Enfin, François Baroin a annoncé que le Premier ministre Dominique de Villepin arrivera dimanche matin pour une visite officielle de 48 heures.


La famille de Tricia déçue

Hier matin, la famille Nalem a reçu la visite du ministre de l’Outre-mer, du préfet de La Réunion, du sous-préfet de Saint-Benoît et de l’épouse du député-maire bénédictin. Après le départ de ces personnalités, Gilbert Ramin a été reçu par la famille de la jeune Tricia, 10 ans, décédée lundi ; famille à laquelle il a présenté les condoléances du Parti communiste réunionnais et de “Témoignages”.
Puis il a parlé avec Tatiana, à Prisca et à Cathy, les 3 sœurs de Tricia, et avec M. Ringou, le papa de la défunte. Selon Gilbert Ramin, les 3 jeunes filles lui ont dit ceci : "Le ministre nous a présenté ses condoléances et ensuite il nous a conseillé de quitter notre logement car pour maman ce sera mieux, d’après lui. Comme ça, maman ne verra plus Tricia toute la journée dans la maison, dit-il. C’est parler pour ne rien dire. Le mieux pour lui aurait été de nous présenter simplement ses condoléances et de repartir parce que là il nous a prouvé qu’il n’avait vraiment rien à nous dire. Il nous a juste promis d’aller voir du côté de l’hôpital de Bellepierre, parce qu’on nous a menti. Il propose de nous réunir avec les docteurs pour discuter, pour savoir comment cela s’est aggravé".
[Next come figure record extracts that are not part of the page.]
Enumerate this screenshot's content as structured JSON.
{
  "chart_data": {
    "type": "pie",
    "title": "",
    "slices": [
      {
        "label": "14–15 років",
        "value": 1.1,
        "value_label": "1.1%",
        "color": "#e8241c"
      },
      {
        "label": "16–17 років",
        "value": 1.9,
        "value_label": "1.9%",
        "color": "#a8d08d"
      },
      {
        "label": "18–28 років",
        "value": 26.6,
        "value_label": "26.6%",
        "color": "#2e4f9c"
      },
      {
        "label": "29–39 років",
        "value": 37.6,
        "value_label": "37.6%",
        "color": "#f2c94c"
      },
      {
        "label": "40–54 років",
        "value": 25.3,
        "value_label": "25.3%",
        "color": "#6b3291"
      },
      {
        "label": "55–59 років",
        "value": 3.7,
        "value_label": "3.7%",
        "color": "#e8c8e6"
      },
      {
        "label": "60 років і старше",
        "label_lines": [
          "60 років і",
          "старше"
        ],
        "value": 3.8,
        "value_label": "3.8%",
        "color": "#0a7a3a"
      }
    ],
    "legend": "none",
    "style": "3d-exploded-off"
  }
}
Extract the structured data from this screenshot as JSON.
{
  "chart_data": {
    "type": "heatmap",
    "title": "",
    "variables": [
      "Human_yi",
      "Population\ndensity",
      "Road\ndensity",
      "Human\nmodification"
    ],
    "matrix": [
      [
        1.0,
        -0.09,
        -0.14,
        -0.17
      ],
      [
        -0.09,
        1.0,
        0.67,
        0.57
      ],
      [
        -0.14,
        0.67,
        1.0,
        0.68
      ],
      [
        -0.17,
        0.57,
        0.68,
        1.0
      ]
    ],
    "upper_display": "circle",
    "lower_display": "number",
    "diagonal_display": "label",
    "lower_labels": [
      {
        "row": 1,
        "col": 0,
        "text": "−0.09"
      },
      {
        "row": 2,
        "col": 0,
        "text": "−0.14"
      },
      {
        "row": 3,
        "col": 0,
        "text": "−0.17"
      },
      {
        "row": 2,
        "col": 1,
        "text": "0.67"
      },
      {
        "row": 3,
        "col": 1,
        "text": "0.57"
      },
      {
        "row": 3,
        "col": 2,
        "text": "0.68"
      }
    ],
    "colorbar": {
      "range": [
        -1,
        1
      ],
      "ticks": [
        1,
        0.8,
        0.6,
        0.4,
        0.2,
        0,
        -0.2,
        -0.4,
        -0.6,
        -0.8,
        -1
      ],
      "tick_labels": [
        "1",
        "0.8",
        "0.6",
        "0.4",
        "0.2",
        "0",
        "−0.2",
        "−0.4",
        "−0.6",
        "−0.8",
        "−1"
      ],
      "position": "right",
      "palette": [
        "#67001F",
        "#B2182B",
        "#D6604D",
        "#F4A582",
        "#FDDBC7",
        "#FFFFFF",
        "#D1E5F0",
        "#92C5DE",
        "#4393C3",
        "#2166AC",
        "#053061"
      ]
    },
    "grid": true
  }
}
Gilbert Ramin cite également Tatiana qui demande : "Pourquoi faut-il 1 mois pour avoir les résultats des analyses ?". Ainsi que le père qui pose la question : "Si le ministre était piqué en arrivant en métropole, quelle serait la réaction du gouvernement ?".
"Le ministre, le préfet, ces paroles, cela ne nous ramènera pas notre petite sœur",
dit Prisca, citée par Gilbert Ramin, qui signale que vendredi, la famille Nalem aura la visite du maire de Saint-Benoît.